E isso nem é tudo. Desde 2015, Lorena também faz parte do time de futebol feminino da Segurança Pública do DF – que, em 2017, foi a primeira equipe a representar o Brasil nos Jogos Mundiais de Policiais e Bombeiros (World Police and Fire Games), um evento esportivo bienal aberto a policiais, civis e militares, e bombeiros da ativa e aposentados de todo o mundo. As 12 atletas trouxeram a medalha de bronze de Los Angeles (EUA) e a major, capitã da equipe, foi a artilheira da competição. Este ano, mais de 40 servidoras das polícias Civil e Militar e do Corpo de Bombeiros estão em treinamento para o fechamento do time que vai para a China.
Representatividade
Conciliar tantas atividades requer esforço e disciplina. As manhãs de Lorena, inclusive as de sábado, são dedicadas à atividade física: os treinos de futebol e musculação. À tarde é reservada para o expediente dos bombeiros, que vai das 13h às 19h, e as noites são para ensaios e apresentações.
“Eu tento limitar minha agenda de eventos para os fins de semana e deixar o Corpo de Bombeiros específico para os dias de semana, mas também cumpro uma escala de serviços operacional, mesmo estando no expediente”, conta. “Então, eventualmente, eu posso pegar um serviço de 24 horas no fim de semana. Se o dia de serviço coincidir com um show, eu tento trocar com um colega. Mas tudo que envolve os bombeiros é minha prioridade, porque a música, apesar de me dar algum retorno financeiro, não é o meu sustento”.

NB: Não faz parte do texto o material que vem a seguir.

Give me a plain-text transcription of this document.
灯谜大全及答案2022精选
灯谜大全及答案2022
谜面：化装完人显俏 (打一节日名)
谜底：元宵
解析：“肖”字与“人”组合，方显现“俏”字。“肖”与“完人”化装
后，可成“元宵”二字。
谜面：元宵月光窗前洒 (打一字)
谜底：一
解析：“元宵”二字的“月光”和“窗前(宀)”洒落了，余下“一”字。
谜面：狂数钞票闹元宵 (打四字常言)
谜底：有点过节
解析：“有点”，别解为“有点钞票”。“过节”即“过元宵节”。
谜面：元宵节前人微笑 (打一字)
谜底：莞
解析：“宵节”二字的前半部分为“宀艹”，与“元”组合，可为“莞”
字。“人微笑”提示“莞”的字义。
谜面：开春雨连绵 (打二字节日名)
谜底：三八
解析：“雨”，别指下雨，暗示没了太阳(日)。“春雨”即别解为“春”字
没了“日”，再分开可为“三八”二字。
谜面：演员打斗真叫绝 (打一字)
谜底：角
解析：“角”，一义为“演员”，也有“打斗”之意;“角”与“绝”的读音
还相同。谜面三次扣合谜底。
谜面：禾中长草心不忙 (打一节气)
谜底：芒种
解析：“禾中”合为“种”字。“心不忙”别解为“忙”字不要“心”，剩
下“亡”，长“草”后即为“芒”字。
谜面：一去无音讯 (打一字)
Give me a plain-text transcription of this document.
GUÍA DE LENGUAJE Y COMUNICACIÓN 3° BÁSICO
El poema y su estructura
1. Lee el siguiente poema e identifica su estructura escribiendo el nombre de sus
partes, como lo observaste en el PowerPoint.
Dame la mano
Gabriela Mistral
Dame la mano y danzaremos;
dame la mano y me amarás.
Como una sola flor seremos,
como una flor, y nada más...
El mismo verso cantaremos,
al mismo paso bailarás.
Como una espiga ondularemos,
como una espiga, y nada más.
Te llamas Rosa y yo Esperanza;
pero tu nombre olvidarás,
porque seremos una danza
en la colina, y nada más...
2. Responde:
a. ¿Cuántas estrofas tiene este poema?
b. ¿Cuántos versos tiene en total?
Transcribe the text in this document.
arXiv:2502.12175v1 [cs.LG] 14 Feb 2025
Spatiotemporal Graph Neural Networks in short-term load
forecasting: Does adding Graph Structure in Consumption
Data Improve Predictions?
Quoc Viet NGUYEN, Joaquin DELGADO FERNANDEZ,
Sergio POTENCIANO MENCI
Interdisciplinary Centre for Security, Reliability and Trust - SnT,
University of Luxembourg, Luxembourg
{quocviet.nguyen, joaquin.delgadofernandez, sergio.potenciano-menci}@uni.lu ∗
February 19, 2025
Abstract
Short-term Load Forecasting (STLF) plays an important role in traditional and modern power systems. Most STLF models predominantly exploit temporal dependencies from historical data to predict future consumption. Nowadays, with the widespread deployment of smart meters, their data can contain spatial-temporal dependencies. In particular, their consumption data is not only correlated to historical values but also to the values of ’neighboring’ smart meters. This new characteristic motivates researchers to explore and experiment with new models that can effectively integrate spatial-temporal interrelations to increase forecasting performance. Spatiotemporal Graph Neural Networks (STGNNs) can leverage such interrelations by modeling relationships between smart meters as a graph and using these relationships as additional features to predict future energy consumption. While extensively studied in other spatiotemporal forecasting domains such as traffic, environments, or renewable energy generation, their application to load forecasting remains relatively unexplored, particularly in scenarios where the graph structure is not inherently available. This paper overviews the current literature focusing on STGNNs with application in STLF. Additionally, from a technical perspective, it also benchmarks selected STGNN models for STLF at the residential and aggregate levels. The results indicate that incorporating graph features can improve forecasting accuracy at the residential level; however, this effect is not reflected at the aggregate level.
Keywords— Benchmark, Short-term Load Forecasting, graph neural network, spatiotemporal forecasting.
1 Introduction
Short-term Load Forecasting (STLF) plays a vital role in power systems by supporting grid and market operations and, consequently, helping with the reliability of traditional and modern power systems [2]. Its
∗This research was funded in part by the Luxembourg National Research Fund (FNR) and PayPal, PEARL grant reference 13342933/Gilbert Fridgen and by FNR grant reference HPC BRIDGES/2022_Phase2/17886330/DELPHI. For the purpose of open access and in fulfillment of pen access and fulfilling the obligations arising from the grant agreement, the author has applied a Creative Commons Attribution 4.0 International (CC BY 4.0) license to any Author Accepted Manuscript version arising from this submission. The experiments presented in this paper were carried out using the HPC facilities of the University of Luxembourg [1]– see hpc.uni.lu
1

Além de tanta movimentação na vida profissional, Lorena também tem outro papel a exercer: o de mulher e esposa. Casada há cinco anos, ela ainda não encontrou espaço para os filhos em sua rotina. “Minha mulher e eu queremos ser mães, mas é um plano para o futuro”, justifica. A major é uma das 42 mulheres em cargos de chefia do CBMDF e uma das 786 militares em uma corporação ainda dominada pelo sexo masculino – são 5.674 homens, e as mulheres representam apenas 13% do efetivo.
42Número atual de mulheres em cargos de chefia no CBMDF
“Por ser mulher, tudo que a gente se propõe a fazer é desafiador”, avalia. “A gente tem que lutar pelo nosso espaço em qualquer lugar, tanto na música quanto na minha corporação, que é militar. A gente sabe que nosso mundo como um todo ainda é muito machista. Por isso me dedico tanto, para poder ser exemplo para as mulheres que estão entrando agora na corporação, no mundo da música, onde elas quiserem estar”.